问题描述
我在64位linux下使用c ++,编译器(g ++)也是64位。当我打印一些变量的地址,例如一个整数,它应该打印一个64位的整数,但实际上它打印一个48位的整数。
int i;
cout<< & i< endl;
输出:0x7fff44a09a7c
我想知道其他两个字节在哪里。期待您的帮助。
感谢。
大多数C ++实现抑制前导零,使事情更易读。像 0x00000000000013fd
不会真正增加价值。
当你想知道为什么你通常看不到超过48bit值,这是因为当前的AMD64架构只是定义为具有48位的虚拟地址空间(例如可以通过linux上的 cat / proc / cpuinfo
看到) / p>
I am using c++ under 64 bit linux, the compiler (g++) is also 64 bit.

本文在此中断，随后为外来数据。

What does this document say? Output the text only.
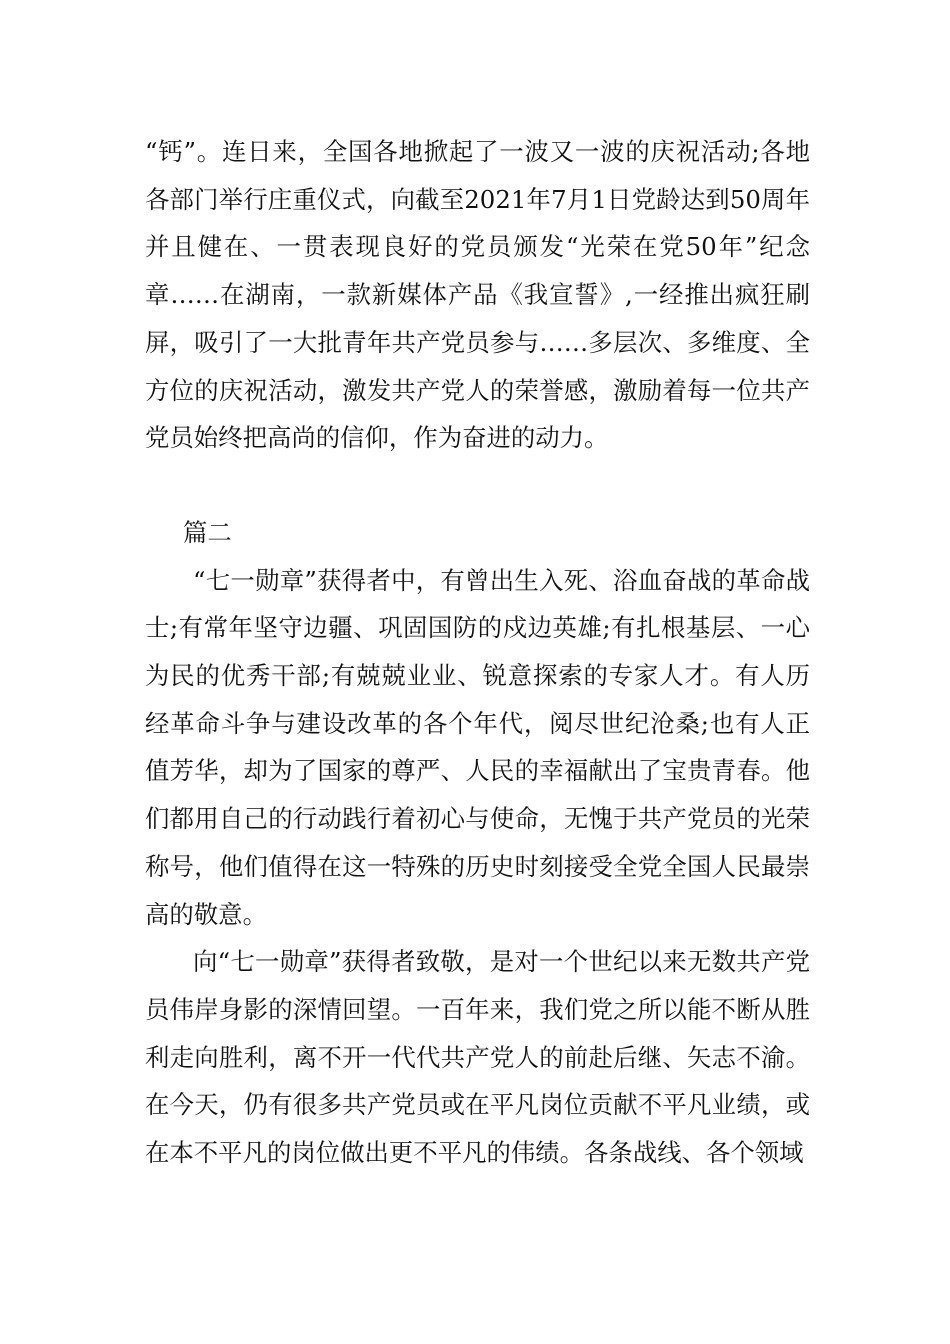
“钙”。连日来，全国各地掀起了一波又一波的庆祝活动;各地各部门举行庄重仪式，向截至2021年7月1日党龄达到50周年并且健在、一贯表现良好的党员颁发“光荣在党50年”纪念章……在湖南，一款新媒体产品《我宣誓》,一经推出疯狂刷屏，吸引了一大批青年共产党员参与……多层次、多维度、全方位的庆祝活动，激发共产党人的荣誉感，激励着每一位共产党员始终把高尚的信仰，作为奋进的动力。

篇二

“七一勋章”获得者中，有曾出生入死、浴血奋战的革命战士;有常年坚守边疆、巩固国防的戍边英雄;有扎根基层、一心为民的优秀干部;有兢兢业业、锐意探索的专家人才。有人历经革命斗争与建设改革的各个年代，阅尽世纪沧桑;也有人正值芳华，却为了国家的尊严、人民的幸福献出了宝贵青春。他们都用自己的行动践行着初心与使命，无愧于共产党员的光荣称号，他们值得在这一特殊的历史时刻接受全党全国人民最崇高的敬意。

向“七一勋章”获得者致敬，是对一个世纪以来无数共产党员伟岸身影的深情回望。一百年来，我们党之所以能不断从胜利走向胜利，离不开一代代共产党人的前赴后继、矢志不渝。在今天，仍有很多共产党员或在平凡岗位贡献不平凡业绩，或在本不平凡的岗位做出更不平凡的伟绩。各条战线、各个领域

When I print the address of some variable, for example an integer, it is supposed to print a 64 bit integer, but in fact it prints a 48 bit integer.
int i;
cout << &i << endl;
output: 0x7fff44a09a7c
I am wondering where are the other two bytes. Looking forward to you help.
Thanks.
The printing of addresses in most C++ implementations suppresses leading zeroes to make things more readable. Stuff like 0x00000000000013fd
does not really add value.
When you wonder why you will normally not see anything more than 48bit values in userspace, this is because the current AMD64 architecture is just defined to have 48bit of virtual address space (as can be seen by e.g. cat /proc/cpuinfo
on linux)
这篇关于c ++指针在64位机器上的文章就介绍到这了,希望我们推荐的答案对大家有所帮助,也希望大家多多支持!